L-Thyroxine monotherapy, the novel and physiologically savvy method for treatment of hypothyroidism, contrasted with the traditional approach of natural thyroid preparations that was marred by potency concerns. In less than a decade, there was a major shift in treatment of hypothyroidism such that normalization of TSH with l-thyroxine monotherapy became the new standard of care (Appendix Table) (52). Many clinicians advocated for this to be first-line therapy and for patients previously treated with desiccated thyroid to be transitioned to l-thyroxine monotherapy (50). The development of TSH radioimmunoassay (43) provided the first sensitive and specific marker of systemic thyroid hormone status (Figure). Clinicians could now titrate therapy to achieve a serum TSH within the normal range as a specific marker of replacement adequacy (44). For patients who were once treated with doses that normalized their symptoms, BMR, or serum PBI, the use of serum TSH revealed such doses to be typically supratherapeutic (45, 46).

The substance that would come to be known as thyroxine (T4) was isolated in the USA in 1915 and fully chemically characterised in 1926 (and published the following year 18). It was also established that LT4 had greater biological activity than a racemic mixture.

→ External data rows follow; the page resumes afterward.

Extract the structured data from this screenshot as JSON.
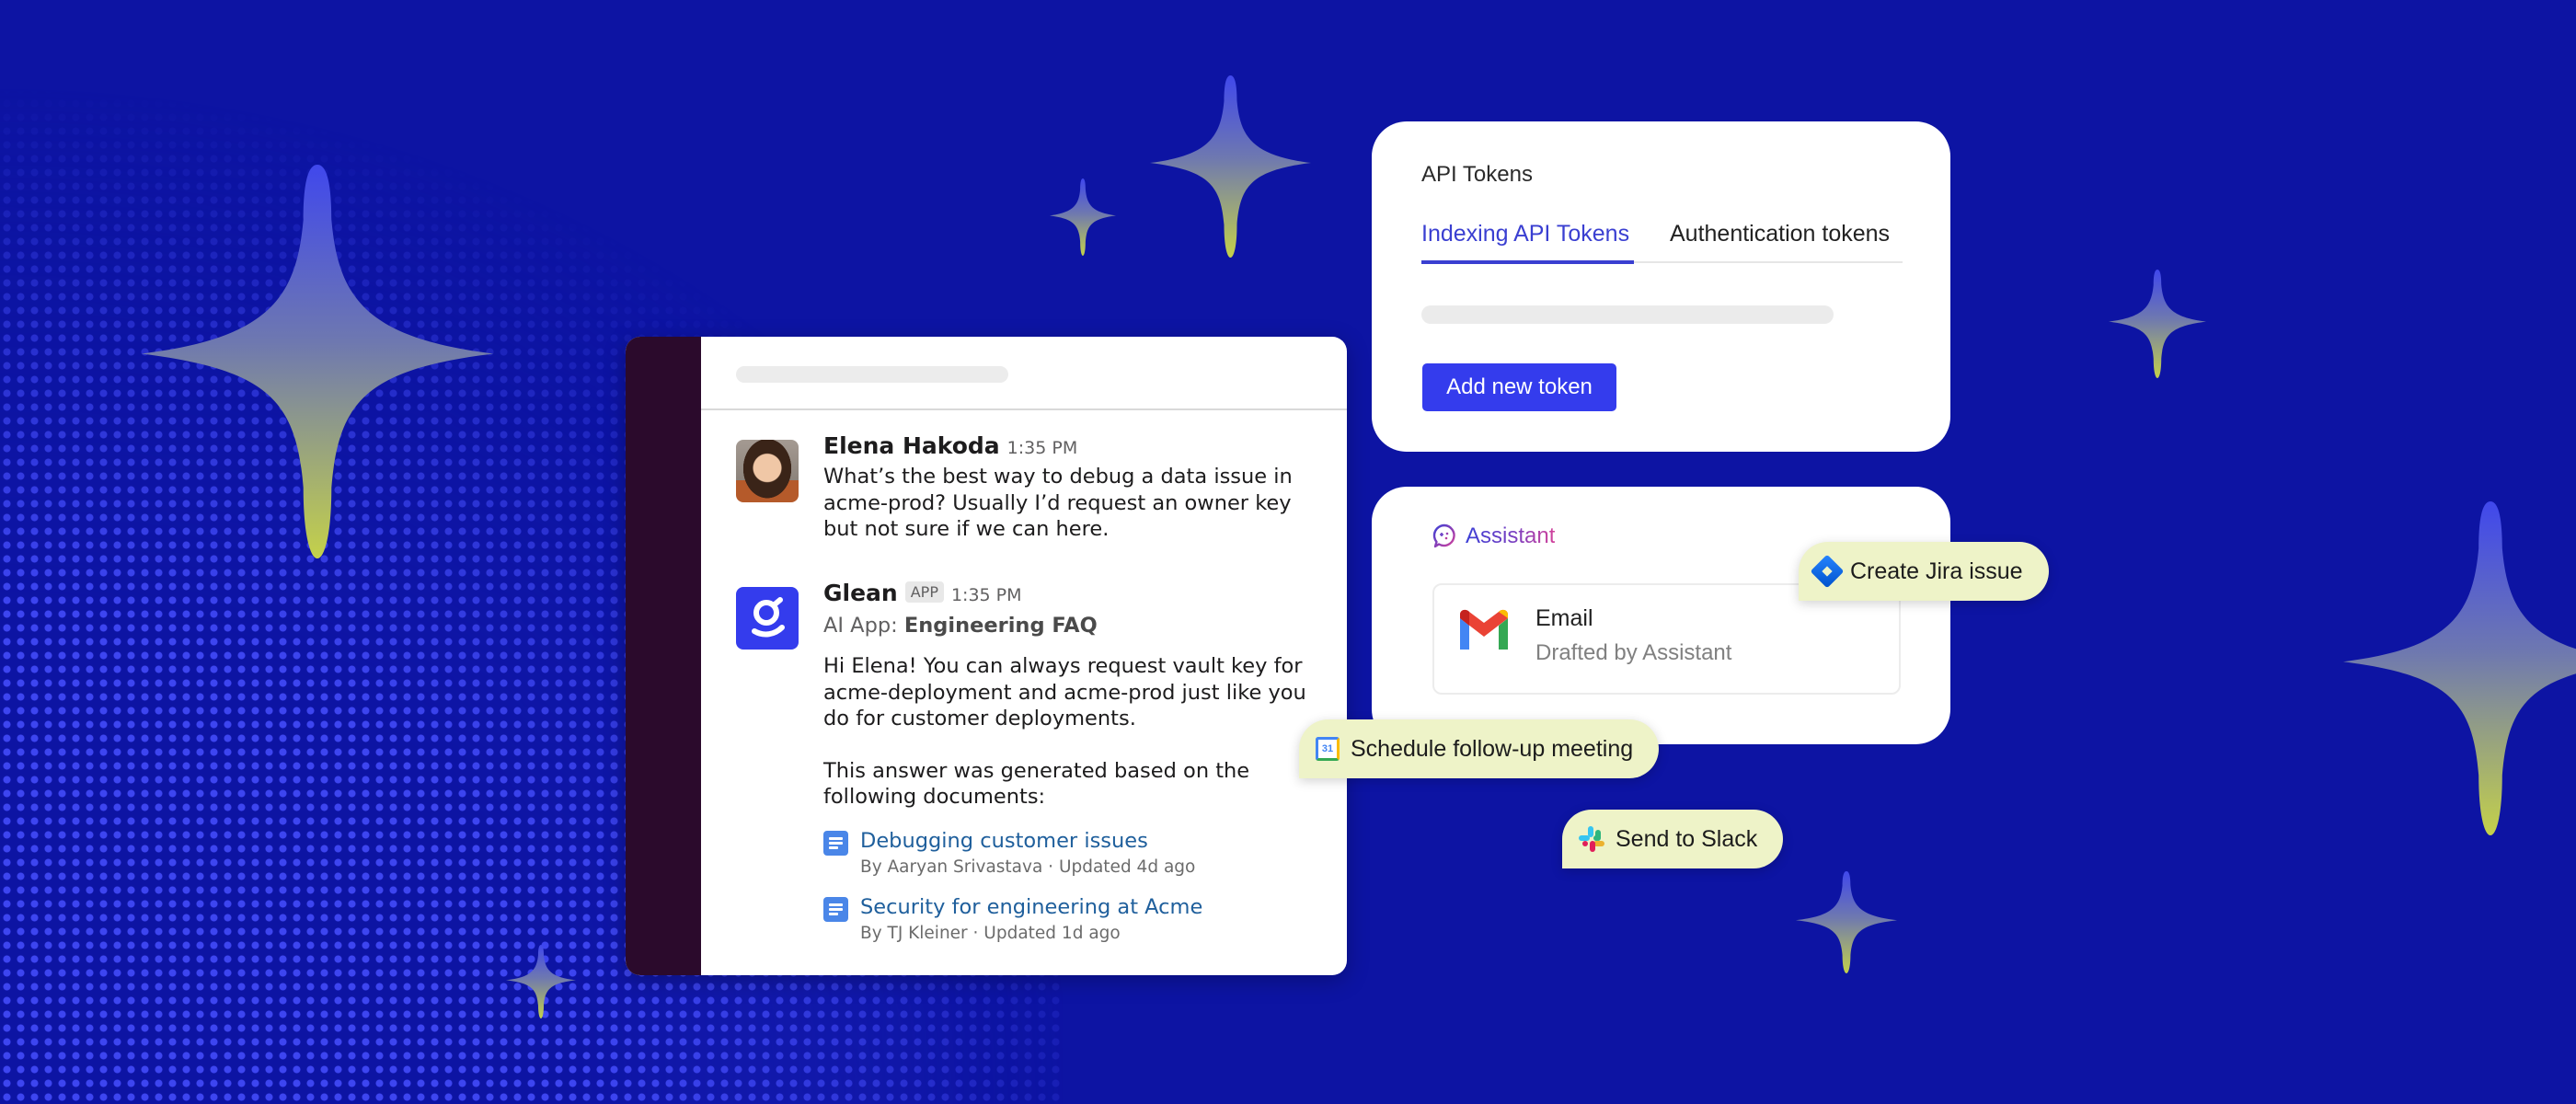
{
  "colors": {
    "background": "#0d14a3",
    "accent": "#343ced",
    "slack_sidebar": "#2b0a2c",
    "pill_bg": "#eef3c8",
    "link": "#1f5f9c"
  },
  "slack": {
    "messages": [
      {
        "sender": "Elena Hakoda",
        "time": "1:35 PM",
        "avatar": "user-photo",
        "text": "What’s the best way to debug a data issue in\nacme-prod? Usually I’d request an owner key\nbut not sure if we can here."
      },
      {
        "sender": "Glean",
        "badge": "APP",
        "time": "1:35 PM",
        "avatar": "glean-logo-icon",
        "app_prefix": "AI App: ",
        "app_name": "Engineering FAQ",
        "text": "Hi Elena! You can always request vault key for\nacme-deployment and acme-prod just like you\ndo for customer deployments.",
        "text2": "This answer was generated based on the\nfollowing documents:",
        "documents": [
          {
            "title": "Debugging customer issues",
            "meta": "By Aaryan Srivastava · Updated 4d ago",
            "icon": "google-doc-icon"
          },
          {
            "title": "Security for engineering at Acme",
            "meta": "By TJ Kleiner · Updated 1d ago",
            "icon": "google-doc-icon"
          }
        ]
      }
    ]
  },
  "api_tokens": {
    "title": "API Tokens",
    "tabs": [
      {
        "label": "Indexing API Tokens",
        "active": true
      },
      {
        "label": "Authentication tokens",
        "active": false
      }
    ],
    "add_button": "Add new token"
  },
  "assistant": {
    "label": "Assistant",
    "icon": "assistant-chat-icon",
    "email": {
      "icon": "gmail-icon",
      "title": "Email",
      "subtitle": "Drafted by Assistant"
    }
  },
  "actions": [
    {
      "label": "Create Jira issue",
      "icon": "jira-icon"
    },
    {
      "label": "Schedule follow-up meeting",
      "icon": "google-calendar-icon",
      "icon_text": "31"
    },
    {
      "label": "Send to Slack",
      "icon": "slack-icon"
    }
  ]
}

The discovery of triiodothyronine (T3) as a “normal constituent of the organic iodine fraction of the plasma” of subjects with normal thyroid function or hyperthyroidism followed in 1952 19. The likely reason for this dismissive outburst lay at the feet of that medical colossus, Charles Édouard Brown-Séquard, the French neurologist and physiologist. A kind of scientific Ulysses, he had held university chairs in Richmond, Virginia and in Harvard, Paris, Geneva and Paris again.2 He declined the chair of physiology in Glasgow because of the weather! The story goes that he once refused a colossal fee of £10,000 to see a wealthy American patient in Italy because he did not think he was the best person to advise and, besides, private practice interfered with research!